Değerli okurlar, ülkemiz yıllardır bir sürüleşme süreci içine çekildi. Toplumumuz ayrışma ve değer karmaşası içinde kaos yaşıyor. İnsanlar kime güveneceğini, hangi dala sarılacağını bilemez duruma getirilmek isteniyor. Halk şaşkın ve çaresiz olsun isteniyor. Devlet yönetenler, devlet kurumları yasadışı kişilerle, yasadışı işler yapıyorlar. Kim kimi yönetiyor, kapalı kapılar ardında ne gibi pazarlıklar yapıldığını, bilmemiz istenmiyor. Halk, kedisini kesmeğe kalkan kasabın bıçağını yalayan danaya dönüştürülmek isteniyor.
Artık Mart ayının mücadeleci ruhuyla dalgalanan demokrasi gündemimiz var; baharda yeşil yaprak serinliğiyle uyanıyoruz.
Artık her türlü zulme karşı koyan halkımız var.
Artık zorbalığa karşı yazan şairlerimiz, yazarlarımız, sanatçılarımız var.

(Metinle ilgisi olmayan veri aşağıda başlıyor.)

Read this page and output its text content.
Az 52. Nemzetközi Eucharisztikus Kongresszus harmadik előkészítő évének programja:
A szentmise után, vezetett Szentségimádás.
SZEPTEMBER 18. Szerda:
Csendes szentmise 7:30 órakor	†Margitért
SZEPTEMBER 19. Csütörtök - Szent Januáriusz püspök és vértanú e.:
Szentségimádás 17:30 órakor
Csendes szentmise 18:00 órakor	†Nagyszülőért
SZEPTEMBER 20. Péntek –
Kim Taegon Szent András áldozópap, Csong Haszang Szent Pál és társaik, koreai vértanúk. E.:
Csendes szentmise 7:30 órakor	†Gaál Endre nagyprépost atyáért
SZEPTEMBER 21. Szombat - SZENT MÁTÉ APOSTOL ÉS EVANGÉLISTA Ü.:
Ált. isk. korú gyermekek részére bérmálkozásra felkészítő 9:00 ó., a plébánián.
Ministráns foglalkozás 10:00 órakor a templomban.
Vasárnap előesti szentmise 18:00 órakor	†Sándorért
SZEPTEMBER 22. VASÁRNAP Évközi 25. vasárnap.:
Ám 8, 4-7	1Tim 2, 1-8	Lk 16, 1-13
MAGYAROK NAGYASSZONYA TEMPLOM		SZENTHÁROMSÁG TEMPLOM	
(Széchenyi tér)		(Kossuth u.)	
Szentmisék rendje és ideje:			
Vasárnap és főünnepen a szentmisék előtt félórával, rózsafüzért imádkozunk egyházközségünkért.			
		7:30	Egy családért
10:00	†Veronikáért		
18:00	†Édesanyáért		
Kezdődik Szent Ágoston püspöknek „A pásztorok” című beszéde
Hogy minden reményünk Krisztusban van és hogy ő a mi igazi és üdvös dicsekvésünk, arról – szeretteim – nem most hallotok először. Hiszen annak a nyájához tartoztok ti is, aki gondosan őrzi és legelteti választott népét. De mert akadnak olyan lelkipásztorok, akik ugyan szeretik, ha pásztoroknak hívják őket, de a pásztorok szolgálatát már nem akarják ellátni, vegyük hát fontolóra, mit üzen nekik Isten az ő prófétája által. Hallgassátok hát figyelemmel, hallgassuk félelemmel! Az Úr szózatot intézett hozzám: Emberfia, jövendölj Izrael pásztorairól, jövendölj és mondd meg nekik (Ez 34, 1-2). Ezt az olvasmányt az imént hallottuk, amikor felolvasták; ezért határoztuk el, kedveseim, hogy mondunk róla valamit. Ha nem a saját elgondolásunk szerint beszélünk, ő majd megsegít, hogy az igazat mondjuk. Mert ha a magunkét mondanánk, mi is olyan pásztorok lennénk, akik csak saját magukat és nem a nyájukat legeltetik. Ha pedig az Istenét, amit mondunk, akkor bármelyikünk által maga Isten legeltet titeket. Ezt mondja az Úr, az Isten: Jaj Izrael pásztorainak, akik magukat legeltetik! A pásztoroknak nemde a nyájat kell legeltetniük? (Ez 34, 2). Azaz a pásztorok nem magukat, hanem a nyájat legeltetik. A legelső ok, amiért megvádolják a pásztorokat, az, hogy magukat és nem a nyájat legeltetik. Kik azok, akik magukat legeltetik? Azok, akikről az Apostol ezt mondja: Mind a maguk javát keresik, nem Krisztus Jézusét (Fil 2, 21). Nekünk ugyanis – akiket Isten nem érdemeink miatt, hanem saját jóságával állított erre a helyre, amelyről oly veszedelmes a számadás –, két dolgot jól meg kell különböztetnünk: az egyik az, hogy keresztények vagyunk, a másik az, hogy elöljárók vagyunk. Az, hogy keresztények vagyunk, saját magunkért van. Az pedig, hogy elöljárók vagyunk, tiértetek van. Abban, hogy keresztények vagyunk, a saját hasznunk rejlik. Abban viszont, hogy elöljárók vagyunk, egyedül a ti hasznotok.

Artık Gezi Parkı’nı savunmak için Van’dan, Ankara’dan, Antalya’dan, Tekirdağ’dan Taksim’e gelen gençlerimiz var.
Artık mızmızlığı, ürkekliği, gevezeliği, uyuşukluğu geçmişte bırakan milyonlarca insanımız var.
Artık Türkçe, Kürtçe, Ermenice, Rumca her dilden emekçi halkın insanca bir hayat kavgasında, demokrasinin biricik dili olan insancayla konuşmasını öğrendik.
Artık demokrasi mücadelesinin gerektirdiği ışıldayan, coşturan yöntemleri biliyoruz.
Artık umudun, yiğitliğin, şevkatin, ayrılık acısının, kavuşma sevincinin kökleriyle buluşur olduk.
Artık namussuzluğu gördüğümüzde susmaz olduk.
Artık köksüz güzelliğin cansız, sahte pırıltısına aldanmıyoruz.
Artık zorluklardan yakınmayan, gecesini gündüzünden sakınmayan, gerektiğinde demokratik istemlerini çekinmeden savunan her yaşta insanımız var.
Artık yeşil bir yaprağın ucundan hayatı savunuyoruz. ‘Yine yeşillendi fındık dalları’.